Friday, June 13, 2008

Southern Discomfort


Coming into "The South" for a northerner (or better said, a Westerner) like myself, has felt like visiting a foreign country.

I have, quite frankly, approached Alabama and Mississippi with more trepidation than when I travelled into the Amazon jungle.
The names of the cities here are not just city names to me--they are syllables that evoke particular images from my childhood: Birmingham, Montgomery, Hattiesburg translate for me into "rabid white crowds, dogs, hoses, George Wallace, lynchings." As we walk through these cities, walkers and locals say: "This is where two black men were lynched," or "this is where a rabbi was murdered."

Is there really a New South? I have asked people along the way.

The response has depended on who is speaking. "Well, you know, the old-timers, they have a hard time changing," says one.
One of these 'old-timers', a white guy in his sixties who was a police officer during the Civil Rights demonstrations, says he thinks there is more racism now, exacerbated by affirmative action programs which are resented by whites. He is one of those people who thinks the country will collapse to the point where everyone will be protecting their own with big guns.

A black woman in a tiny country store in Mississippi, when asked if the KKK is still around, says "Oh yeah, they still around."

The cheerleading squads on the University campus in Hattiesburg are practicing when the Long Walkers walk onto the campus..they seem neatly divided into white and black. Professors on campus say that progress is still slow, though most of the young generation doesn't seem to suffer from the blatant racism that their elders have.

What amazes me is when a couple of different professors--at two different universities--tell me that many of their students come into their classes with no knowledge of the history of the Civil Rights movement here in the Sixties. One prof, after having shown a documentary on that era, was asked by his students: "Why weren't we told about this sooner?"

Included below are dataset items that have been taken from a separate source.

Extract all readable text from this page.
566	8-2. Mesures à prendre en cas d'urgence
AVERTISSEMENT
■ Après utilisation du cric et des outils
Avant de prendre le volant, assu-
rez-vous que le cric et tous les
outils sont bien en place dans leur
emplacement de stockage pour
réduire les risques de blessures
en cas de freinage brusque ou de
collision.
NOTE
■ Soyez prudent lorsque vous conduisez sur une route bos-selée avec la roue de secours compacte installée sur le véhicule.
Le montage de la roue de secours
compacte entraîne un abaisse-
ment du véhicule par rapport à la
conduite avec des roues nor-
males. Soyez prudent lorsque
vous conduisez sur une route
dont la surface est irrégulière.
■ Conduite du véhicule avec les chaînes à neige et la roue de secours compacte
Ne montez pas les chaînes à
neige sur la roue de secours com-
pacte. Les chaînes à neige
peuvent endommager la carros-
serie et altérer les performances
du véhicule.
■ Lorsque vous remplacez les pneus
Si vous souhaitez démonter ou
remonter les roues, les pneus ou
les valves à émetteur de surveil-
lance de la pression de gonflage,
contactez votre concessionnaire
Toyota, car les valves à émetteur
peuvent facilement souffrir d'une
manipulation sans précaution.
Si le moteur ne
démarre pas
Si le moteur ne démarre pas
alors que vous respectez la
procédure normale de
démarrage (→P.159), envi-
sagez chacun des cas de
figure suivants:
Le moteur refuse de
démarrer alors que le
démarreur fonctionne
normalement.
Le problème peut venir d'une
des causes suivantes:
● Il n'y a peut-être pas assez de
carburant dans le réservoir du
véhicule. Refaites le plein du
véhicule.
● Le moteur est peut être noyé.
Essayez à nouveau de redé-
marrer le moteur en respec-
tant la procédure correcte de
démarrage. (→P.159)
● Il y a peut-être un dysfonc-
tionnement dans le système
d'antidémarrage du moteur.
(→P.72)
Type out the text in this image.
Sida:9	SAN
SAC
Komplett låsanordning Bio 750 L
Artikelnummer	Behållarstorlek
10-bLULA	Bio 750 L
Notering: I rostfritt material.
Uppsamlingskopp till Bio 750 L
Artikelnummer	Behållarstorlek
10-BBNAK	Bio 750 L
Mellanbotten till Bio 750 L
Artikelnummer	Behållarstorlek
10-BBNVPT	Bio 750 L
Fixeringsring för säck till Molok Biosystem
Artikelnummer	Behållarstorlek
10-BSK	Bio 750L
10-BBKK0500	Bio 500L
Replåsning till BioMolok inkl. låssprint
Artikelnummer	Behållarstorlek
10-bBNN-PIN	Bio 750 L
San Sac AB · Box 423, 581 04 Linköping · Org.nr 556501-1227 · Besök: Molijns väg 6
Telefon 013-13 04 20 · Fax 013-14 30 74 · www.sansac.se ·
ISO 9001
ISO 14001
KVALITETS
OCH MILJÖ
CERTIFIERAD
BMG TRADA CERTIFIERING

Trail of Tears? For most young people, it's also not in the history books. Unless you are one of the many people around here who want to rediscover their Cherokee roots.

I did go on a couple of Plantation Tours... an interesting way to learn about the colorful people who lived in these Southern plantations, and some of the history of the area. My friend Melinda, who writes a column on old plantations here in Tennessee under the name "Auntie Bellum" says she has only been on one tour that described the life of the slaves on these plantations.

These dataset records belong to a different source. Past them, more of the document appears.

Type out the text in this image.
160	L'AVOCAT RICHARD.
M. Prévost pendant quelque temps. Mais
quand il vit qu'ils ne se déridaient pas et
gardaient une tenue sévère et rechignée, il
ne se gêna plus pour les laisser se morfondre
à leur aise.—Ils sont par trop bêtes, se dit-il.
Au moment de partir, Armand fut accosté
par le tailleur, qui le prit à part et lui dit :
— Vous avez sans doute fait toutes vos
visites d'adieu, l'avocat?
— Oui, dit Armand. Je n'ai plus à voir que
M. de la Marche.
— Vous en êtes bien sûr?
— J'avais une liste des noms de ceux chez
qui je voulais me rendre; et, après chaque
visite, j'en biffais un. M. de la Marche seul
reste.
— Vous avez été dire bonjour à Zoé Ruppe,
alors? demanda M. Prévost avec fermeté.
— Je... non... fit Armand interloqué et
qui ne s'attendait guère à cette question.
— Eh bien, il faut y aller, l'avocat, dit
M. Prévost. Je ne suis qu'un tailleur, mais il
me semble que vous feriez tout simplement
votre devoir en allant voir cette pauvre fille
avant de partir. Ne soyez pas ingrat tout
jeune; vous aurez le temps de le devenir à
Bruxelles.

There definitely seems to be a kind of Southern Discomfort going on with southerners and their history.

And with me. I am both fascinated and repelled by the South, which after all is a big chunk of our own American history,despite their efforts to secede. I have ancestors who fought and died for the Confederacy--some who may have lived in those big plantation houses and some who themselves picked cotton.

In Alabama, a carfull of teenage yahoos (no not the internet yahoo) drove around and into our camp yelling stuff about 'hippies' and 'little bitches'. We managed to chase them away, but not before one of the male walkers whispered, "It's the Klan" and a young woman admitted she was scared to death.

And yet, on the Longest Walk, we have met some incredible people here in the South--warm, hospitable, generous, thoughtful people, white, black, Native and all the combinations thereof.

(photo caption: One of the warm, generous and progressive people we met on the journey was this professor from the University of Montavalo in Alabama, (right), shown here speaking to two people from the Longest Walk. She traded the mask to the guy in the middle for his t-shirt, because the mask was originally from his people in Mexico.)